10 abr 2018

Hallazgo



La ropita, la cuna, el cochecito, los juguetes... Todo salió de casa antes de que Irene volviera de la clínica, del estupor. También la bañera, que sustituí por un plato de ducha. Desde entonces nos convertimos en vagones empeñados en circular por un carril que ya no los admite. La cara del bebé, que aparecía de repente entre el tenedor y el cuchillo o dando vueltas en el tambor de la lavadora, denunciaba que, tras su silencio, Irene nunca olvidaría mi descuido. La idea del cachorro fue de la psicóloga. “Algo que cuidar”, dijo. Al principio Irene ni lo miraba, pero él, tozudo y cariñoso, la fue conquistando hasta dibujarle a veces un gesto parecido a su antigua sonrisa.

Tendíamos la ropa en la azotea y vimos a Tuno subir triunfante con el maldito pato de goma entre los dientes. De qué rincón pudo haberlo sacado no lo sé, porque yo había escudriñado hasta el último.

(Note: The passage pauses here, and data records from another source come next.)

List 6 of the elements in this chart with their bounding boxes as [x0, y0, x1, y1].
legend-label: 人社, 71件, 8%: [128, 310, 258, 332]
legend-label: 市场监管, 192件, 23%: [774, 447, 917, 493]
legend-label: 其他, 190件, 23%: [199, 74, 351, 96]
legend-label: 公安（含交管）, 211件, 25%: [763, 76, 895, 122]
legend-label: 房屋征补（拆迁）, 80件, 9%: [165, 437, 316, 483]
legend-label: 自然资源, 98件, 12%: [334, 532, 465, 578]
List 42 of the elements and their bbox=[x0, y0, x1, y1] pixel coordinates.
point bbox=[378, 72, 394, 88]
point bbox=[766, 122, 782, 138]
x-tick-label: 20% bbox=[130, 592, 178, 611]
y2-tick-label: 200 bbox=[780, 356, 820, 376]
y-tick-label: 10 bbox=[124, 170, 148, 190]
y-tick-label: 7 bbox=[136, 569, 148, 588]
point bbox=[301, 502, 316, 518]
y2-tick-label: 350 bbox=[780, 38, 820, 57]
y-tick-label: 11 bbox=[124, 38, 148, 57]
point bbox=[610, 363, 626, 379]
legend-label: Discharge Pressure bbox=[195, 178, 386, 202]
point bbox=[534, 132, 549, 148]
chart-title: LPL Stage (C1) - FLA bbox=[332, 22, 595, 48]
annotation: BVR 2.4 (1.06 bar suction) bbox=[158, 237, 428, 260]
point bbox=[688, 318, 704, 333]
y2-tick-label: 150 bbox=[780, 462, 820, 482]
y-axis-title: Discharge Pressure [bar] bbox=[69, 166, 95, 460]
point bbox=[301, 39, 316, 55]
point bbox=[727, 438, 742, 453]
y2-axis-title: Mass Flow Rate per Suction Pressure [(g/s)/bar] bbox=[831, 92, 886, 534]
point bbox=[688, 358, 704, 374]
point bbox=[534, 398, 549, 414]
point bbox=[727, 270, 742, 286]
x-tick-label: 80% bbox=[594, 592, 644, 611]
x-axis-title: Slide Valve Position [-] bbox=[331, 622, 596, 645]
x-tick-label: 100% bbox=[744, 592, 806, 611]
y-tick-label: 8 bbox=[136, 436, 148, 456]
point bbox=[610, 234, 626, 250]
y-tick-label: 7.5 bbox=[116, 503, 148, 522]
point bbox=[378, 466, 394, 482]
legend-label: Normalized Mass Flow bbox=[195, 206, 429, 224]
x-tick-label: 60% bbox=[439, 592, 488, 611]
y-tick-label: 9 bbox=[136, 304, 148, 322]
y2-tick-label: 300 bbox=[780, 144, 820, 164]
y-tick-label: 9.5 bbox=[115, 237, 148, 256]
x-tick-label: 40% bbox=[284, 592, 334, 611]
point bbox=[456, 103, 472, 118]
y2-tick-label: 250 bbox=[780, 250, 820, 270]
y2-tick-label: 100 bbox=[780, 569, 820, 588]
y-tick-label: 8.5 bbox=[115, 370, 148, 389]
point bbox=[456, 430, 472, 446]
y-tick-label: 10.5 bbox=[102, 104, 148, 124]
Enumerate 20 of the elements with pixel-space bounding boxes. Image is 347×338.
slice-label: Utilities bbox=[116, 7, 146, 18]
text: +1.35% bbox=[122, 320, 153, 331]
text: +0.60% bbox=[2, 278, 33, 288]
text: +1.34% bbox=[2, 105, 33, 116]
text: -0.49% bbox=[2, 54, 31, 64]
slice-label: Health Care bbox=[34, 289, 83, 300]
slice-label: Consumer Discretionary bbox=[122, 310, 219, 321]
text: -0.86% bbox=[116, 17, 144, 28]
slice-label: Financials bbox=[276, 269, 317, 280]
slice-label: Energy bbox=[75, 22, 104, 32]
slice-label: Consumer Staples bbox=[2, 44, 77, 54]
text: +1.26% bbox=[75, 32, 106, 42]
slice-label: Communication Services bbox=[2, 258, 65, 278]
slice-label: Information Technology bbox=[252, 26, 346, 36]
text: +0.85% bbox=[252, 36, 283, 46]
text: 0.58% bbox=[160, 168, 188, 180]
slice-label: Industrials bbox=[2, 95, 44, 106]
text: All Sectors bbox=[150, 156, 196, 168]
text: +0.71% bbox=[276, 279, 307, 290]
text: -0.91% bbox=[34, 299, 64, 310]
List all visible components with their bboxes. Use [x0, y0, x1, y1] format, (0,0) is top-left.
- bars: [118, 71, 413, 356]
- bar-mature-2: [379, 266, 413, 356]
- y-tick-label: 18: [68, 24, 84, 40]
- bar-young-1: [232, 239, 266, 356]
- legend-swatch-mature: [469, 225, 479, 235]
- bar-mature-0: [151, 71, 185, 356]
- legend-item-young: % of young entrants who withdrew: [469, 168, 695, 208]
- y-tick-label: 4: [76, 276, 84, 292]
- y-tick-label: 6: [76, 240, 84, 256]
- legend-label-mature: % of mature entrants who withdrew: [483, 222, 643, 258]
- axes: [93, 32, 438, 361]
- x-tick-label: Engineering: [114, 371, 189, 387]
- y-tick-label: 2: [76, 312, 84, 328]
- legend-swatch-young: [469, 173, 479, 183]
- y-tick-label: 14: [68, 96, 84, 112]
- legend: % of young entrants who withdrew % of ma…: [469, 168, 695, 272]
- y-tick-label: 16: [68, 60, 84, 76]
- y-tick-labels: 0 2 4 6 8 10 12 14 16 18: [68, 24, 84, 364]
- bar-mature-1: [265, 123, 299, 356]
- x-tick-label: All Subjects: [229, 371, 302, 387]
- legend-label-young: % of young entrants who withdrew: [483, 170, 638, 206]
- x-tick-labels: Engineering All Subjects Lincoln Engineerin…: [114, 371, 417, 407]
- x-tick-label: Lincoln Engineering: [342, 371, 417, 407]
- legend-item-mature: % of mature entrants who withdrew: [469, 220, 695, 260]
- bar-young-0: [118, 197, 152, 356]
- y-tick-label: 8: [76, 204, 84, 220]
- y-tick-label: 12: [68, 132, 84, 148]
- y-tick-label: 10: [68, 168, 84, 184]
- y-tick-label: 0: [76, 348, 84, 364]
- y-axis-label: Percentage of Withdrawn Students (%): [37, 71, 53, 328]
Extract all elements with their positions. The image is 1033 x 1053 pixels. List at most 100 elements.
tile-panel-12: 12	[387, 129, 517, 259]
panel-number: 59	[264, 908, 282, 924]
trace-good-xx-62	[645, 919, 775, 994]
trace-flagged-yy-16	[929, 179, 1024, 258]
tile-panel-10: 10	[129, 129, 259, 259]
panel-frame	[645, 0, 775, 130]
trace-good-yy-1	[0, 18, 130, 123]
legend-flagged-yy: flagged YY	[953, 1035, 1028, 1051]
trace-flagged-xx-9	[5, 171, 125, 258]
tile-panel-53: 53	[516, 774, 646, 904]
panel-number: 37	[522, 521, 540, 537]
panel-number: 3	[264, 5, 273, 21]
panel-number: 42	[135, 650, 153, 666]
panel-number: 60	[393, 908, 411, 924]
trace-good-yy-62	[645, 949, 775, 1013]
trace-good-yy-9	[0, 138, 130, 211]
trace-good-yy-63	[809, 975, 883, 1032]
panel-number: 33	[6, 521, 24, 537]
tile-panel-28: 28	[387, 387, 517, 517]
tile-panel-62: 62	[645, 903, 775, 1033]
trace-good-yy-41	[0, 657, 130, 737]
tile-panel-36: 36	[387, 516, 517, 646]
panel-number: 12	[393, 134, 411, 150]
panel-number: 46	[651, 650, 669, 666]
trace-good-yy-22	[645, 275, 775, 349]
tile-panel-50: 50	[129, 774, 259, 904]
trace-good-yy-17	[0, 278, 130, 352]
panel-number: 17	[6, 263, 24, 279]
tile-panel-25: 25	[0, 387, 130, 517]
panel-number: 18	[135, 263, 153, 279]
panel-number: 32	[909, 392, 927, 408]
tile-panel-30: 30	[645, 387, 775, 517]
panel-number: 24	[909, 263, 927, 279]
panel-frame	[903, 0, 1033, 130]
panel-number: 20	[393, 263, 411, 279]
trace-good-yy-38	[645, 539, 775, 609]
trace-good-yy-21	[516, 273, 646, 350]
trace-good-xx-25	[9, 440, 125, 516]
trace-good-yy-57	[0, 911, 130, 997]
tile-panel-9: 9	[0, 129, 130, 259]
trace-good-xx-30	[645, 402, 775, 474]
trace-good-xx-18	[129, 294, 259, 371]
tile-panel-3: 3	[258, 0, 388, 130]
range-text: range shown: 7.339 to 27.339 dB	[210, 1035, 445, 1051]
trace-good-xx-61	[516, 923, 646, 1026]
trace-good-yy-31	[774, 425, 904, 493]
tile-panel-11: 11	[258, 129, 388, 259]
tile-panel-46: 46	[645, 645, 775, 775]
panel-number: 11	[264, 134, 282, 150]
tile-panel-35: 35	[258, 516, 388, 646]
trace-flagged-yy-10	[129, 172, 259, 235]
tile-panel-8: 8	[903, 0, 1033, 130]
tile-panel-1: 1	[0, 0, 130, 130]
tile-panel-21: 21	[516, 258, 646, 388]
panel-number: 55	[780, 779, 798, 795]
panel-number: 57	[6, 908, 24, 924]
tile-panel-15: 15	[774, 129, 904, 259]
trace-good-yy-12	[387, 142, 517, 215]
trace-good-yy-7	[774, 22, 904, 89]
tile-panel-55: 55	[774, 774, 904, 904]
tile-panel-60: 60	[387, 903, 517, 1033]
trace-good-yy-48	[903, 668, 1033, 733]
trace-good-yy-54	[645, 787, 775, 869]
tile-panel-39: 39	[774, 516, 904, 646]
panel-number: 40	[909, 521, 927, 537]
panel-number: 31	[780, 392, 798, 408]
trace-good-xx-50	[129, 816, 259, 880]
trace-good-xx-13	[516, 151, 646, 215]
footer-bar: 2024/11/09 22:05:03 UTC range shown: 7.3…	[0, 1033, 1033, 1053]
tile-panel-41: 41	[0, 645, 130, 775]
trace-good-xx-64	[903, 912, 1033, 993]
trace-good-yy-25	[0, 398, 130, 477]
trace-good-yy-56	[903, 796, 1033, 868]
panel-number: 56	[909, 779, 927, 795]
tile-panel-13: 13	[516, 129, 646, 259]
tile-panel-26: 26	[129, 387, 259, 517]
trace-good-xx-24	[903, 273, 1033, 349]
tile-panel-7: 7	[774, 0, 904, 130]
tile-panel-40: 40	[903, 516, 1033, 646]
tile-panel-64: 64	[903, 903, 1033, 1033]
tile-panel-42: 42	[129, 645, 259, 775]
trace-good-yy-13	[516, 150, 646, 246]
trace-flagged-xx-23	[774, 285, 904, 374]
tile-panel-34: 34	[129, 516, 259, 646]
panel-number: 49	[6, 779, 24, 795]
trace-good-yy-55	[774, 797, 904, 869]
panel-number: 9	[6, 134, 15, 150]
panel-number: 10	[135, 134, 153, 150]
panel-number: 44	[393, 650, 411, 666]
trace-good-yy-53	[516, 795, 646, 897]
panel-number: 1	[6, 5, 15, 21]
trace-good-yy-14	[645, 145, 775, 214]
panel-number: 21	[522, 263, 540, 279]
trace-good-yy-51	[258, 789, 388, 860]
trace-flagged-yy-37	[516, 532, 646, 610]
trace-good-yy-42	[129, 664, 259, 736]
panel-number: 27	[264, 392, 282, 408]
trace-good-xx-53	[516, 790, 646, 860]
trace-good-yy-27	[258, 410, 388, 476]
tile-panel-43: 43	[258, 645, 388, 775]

El rostro del bebé, hinchado en la bañera, apareció de nuevo entre las sábanas húmedas. De una patada lancé a Tuno escaleras abajo. El grito de Irene al verlo caer liberó todo el odio acumulado. Lo último que vi antes de marcharme para siempre fue el juguete, dos veces testigo de mi culpa, flotando en el charco de sangre que manaba de la boca del perro.